Search data can be valuable in (at least) 3 ways:

-historical data provides huge scale of information well beyond what you can get from the current data set. This is true for figuring out searcher intent, spam patterns, etc. It’s quite possible Bing won’t benefit from the scaled historical data because Yahoo search is on entirely different infrastructure and there may be no way to import it into their existing historical data storage mechanisms.

-Current searcher data provides lots of things at scale — an indication of current trends and interests (a sudden spike in a topic can feed into what should trigger news results in web search, for instance), searcher intent, etc. It would absolutely benefit Microsoft to have 4-5 times the search volume for this.

-Experimentation. Varian says Microsoft could do experiments just as easily as Google does, but a 1% experiment at Google is going to provide substantially more data than a 2% experiment at Microsoft’s current volume levels.

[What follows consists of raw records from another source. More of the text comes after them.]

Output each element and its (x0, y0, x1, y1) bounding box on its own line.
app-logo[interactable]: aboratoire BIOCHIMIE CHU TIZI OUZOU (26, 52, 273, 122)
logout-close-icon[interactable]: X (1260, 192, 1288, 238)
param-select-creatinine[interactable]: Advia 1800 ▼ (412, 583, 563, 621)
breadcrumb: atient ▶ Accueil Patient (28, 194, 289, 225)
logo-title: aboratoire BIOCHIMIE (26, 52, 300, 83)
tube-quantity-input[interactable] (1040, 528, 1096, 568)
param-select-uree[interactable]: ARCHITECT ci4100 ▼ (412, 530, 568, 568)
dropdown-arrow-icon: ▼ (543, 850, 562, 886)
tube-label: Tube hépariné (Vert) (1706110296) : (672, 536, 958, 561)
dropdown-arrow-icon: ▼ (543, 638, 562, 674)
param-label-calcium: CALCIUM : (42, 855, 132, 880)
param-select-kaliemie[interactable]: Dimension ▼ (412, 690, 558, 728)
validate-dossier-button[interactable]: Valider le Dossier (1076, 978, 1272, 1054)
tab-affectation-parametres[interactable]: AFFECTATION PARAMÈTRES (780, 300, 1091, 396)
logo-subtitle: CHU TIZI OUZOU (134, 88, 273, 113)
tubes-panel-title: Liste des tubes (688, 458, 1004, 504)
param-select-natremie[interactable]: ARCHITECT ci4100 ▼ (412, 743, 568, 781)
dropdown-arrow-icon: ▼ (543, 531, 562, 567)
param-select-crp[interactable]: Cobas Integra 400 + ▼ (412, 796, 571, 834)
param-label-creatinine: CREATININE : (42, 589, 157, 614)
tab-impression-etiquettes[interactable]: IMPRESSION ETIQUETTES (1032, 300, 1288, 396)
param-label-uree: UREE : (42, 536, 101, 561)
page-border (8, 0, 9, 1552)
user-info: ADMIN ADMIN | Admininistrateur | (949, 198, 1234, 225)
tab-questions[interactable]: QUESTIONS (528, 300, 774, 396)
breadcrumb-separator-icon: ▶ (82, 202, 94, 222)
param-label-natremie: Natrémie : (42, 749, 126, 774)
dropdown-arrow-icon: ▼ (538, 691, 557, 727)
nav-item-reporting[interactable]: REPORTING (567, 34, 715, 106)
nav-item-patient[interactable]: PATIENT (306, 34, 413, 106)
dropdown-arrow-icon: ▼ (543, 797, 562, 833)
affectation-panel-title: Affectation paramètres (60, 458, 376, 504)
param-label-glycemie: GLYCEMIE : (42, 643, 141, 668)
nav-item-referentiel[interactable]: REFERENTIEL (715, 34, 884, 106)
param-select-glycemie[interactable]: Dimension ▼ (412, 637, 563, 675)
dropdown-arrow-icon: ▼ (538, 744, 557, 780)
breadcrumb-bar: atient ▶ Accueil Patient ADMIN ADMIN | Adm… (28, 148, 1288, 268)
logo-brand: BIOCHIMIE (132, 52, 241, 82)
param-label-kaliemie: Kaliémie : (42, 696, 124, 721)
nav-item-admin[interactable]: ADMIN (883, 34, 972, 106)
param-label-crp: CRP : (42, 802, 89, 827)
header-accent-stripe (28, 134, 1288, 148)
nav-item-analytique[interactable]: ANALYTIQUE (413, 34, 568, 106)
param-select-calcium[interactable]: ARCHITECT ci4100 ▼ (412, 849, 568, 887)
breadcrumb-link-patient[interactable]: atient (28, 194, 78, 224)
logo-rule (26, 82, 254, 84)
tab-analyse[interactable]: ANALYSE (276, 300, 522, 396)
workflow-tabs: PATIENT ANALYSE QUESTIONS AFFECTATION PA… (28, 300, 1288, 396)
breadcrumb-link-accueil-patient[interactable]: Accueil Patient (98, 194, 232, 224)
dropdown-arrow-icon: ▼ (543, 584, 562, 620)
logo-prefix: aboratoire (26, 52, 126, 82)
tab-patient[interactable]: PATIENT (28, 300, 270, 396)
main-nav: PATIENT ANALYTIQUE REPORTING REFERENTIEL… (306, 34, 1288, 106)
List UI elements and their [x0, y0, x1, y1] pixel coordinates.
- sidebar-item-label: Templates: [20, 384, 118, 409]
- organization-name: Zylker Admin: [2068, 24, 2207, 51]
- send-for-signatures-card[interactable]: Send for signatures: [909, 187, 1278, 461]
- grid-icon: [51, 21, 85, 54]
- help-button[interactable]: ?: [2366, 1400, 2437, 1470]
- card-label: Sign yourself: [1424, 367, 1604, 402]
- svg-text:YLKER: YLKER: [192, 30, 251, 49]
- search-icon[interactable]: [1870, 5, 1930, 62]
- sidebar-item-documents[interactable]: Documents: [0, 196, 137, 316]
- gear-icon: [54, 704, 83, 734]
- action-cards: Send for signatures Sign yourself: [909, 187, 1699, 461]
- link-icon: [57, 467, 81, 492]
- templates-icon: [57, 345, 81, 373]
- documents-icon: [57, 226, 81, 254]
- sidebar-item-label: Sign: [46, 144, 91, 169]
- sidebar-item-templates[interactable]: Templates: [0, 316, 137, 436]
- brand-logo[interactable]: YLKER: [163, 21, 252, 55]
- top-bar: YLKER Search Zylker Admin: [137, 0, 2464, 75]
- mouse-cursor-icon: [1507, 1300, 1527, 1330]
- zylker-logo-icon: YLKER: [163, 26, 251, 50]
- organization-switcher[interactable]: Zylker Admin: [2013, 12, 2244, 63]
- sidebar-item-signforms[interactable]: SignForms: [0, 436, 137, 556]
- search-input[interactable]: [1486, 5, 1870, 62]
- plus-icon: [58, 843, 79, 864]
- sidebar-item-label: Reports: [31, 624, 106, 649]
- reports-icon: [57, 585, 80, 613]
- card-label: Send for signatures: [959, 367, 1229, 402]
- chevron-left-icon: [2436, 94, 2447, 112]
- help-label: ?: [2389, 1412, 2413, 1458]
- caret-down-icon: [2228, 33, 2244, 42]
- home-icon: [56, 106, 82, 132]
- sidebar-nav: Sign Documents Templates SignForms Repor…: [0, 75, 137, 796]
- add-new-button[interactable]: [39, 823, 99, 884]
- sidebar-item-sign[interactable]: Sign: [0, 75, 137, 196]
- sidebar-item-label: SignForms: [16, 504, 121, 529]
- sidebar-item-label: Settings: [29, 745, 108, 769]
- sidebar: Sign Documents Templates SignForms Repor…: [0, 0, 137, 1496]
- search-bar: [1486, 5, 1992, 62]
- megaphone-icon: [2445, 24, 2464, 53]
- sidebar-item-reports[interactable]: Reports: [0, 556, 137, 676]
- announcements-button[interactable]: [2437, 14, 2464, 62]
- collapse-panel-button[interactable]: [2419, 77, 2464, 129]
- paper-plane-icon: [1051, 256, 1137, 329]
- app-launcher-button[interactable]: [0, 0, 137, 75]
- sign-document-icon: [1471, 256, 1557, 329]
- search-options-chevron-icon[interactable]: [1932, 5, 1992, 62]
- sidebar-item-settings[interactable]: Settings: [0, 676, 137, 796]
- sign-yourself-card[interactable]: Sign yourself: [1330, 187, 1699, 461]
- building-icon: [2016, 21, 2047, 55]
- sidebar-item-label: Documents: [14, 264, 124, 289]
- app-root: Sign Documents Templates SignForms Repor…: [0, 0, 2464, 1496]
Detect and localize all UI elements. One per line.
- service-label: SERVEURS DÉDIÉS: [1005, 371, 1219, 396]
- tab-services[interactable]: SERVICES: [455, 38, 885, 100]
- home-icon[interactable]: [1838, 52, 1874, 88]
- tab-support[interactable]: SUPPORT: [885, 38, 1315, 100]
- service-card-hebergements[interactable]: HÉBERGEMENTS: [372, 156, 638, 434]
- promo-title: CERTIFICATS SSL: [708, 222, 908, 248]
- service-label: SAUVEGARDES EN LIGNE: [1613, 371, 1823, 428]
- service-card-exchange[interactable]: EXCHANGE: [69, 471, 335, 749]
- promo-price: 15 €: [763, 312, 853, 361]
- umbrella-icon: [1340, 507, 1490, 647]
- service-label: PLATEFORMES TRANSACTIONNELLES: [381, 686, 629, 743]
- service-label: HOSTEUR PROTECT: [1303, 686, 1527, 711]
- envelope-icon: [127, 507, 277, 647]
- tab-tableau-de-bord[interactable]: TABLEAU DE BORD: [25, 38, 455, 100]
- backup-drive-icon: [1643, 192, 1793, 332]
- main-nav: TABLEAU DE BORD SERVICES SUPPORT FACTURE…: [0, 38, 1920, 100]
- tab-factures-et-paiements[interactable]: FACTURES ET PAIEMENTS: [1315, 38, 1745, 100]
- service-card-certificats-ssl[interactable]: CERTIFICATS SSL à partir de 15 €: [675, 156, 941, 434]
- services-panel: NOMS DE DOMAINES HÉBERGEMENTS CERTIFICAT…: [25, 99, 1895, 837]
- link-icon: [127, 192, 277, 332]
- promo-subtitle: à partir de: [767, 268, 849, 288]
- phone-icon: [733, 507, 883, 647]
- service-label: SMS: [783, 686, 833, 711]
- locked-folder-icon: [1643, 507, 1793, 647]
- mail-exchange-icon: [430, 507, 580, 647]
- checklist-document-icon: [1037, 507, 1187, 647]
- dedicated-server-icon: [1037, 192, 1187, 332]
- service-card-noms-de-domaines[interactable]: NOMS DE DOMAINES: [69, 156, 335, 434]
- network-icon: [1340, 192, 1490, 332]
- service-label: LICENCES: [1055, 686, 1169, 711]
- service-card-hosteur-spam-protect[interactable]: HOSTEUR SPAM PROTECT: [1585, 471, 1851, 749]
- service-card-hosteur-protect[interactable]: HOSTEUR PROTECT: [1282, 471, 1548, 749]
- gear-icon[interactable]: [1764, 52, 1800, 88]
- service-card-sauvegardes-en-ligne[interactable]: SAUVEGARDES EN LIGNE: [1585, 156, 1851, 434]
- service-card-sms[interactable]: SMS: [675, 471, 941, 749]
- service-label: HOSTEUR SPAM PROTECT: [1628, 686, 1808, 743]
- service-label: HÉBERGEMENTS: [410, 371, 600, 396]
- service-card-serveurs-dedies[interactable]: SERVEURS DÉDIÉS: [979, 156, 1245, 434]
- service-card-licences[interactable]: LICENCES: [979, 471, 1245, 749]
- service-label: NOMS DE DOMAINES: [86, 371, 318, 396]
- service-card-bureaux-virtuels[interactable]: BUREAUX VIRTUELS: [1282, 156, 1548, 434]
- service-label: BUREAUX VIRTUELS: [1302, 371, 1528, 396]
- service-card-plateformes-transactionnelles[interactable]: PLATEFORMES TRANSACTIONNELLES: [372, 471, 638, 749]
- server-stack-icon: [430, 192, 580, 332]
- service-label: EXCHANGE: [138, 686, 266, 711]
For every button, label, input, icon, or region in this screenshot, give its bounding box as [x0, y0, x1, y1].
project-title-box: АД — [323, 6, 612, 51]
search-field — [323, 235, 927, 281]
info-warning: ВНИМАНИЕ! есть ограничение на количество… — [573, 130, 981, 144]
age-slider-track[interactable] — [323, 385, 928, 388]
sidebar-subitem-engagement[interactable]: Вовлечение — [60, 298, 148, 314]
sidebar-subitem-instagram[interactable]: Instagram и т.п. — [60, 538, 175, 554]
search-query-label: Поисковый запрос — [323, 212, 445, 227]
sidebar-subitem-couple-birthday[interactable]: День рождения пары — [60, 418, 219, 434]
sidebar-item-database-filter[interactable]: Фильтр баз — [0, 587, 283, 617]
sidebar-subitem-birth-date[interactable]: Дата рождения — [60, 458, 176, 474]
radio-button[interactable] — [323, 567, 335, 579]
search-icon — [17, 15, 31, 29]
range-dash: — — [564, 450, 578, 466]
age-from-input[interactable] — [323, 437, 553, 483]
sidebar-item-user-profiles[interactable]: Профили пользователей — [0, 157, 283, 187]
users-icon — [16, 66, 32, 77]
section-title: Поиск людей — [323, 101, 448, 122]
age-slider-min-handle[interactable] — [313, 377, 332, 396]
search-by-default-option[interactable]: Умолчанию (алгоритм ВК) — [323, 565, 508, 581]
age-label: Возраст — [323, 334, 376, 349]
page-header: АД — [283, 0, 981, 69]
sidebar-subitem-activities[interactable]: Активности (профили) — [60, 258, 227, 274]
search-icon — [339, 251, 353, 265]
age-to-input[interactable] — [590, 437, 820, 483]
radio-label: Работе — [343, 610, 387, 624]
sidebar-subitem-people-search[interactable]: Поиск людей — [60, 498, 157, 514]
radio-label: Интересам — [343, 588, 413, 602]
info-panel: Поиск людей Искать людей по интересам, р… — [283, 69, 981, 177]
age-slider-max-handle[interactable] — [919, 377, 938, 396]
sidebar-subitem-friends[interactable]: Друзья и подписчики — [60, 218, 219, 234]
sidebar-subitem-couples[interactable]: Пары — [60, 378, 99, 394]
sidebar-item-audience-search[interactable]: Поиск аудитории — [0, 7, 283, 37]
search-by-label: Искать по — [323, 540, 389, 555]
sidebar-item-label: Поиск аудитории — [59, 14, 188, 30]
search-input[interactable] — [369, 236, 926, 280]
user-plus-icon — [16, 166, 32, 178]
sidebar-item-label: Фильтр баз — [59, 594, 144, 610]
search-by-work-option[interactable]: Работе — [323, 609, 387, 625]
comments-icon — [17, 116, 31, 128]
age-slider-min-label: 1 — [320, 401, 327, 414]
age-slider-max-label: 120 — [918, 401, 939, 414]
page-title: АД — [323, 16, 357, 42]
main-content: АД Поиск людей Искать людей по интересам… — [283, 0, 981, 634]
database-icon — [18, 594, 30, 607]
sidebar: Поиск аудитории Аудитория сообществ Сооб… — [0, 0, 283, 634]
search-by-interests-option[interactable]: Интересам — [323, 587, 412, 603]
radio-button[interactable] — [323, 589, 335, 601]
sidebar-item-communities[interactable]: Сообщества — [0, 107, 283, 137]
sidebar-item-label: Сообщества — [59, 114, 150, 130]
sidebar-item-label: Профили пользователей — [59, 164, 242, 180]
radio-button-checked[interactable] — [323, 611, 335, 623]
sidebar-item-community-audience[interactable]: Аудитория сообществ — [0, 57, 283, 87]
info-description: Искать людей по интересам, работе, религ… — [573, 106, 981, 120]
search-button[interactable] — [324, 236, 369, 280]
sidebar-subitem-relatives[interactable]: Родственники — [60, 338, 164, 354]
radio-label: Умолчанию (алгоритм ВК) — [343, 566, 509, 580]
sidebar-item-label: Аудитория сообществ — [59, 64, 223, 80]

You can see the difference in data value based on searcher volumes with the keyword research tools the engines provide Compare the data you get from Google’s adwords keyword tool and Microsoft’s adCenter Excel plugin. In many cases’s, Microsoft’s data is too small to be useful.



Tim Cohn,

Until the get their scale together, look for more Microsoft, Madison Avenue and Advertising Industry funded “Online Display Advertising is the way” “studies” to tout the virtues of online display advertising.



nickstamoulis,

One thing that comes to my mind is what if the Bing search growth (increases up from 5%) moves users from Yahoo! and not Google, which is a very good possibility…



Alistair Lattimore,

I think there is merit in the comment about Google being habitual. However, I’ve been using MSN, Yahoo! and now Bing for search to keep tabs on things and I continue to go back to Google because, for me – the quality of their results are better. If Bing lifts their game on that front, with the push from Microsoft in advertising and exposure from the Yahoo! deal – it’ll be another reason for people to consider breaking their existing search habit.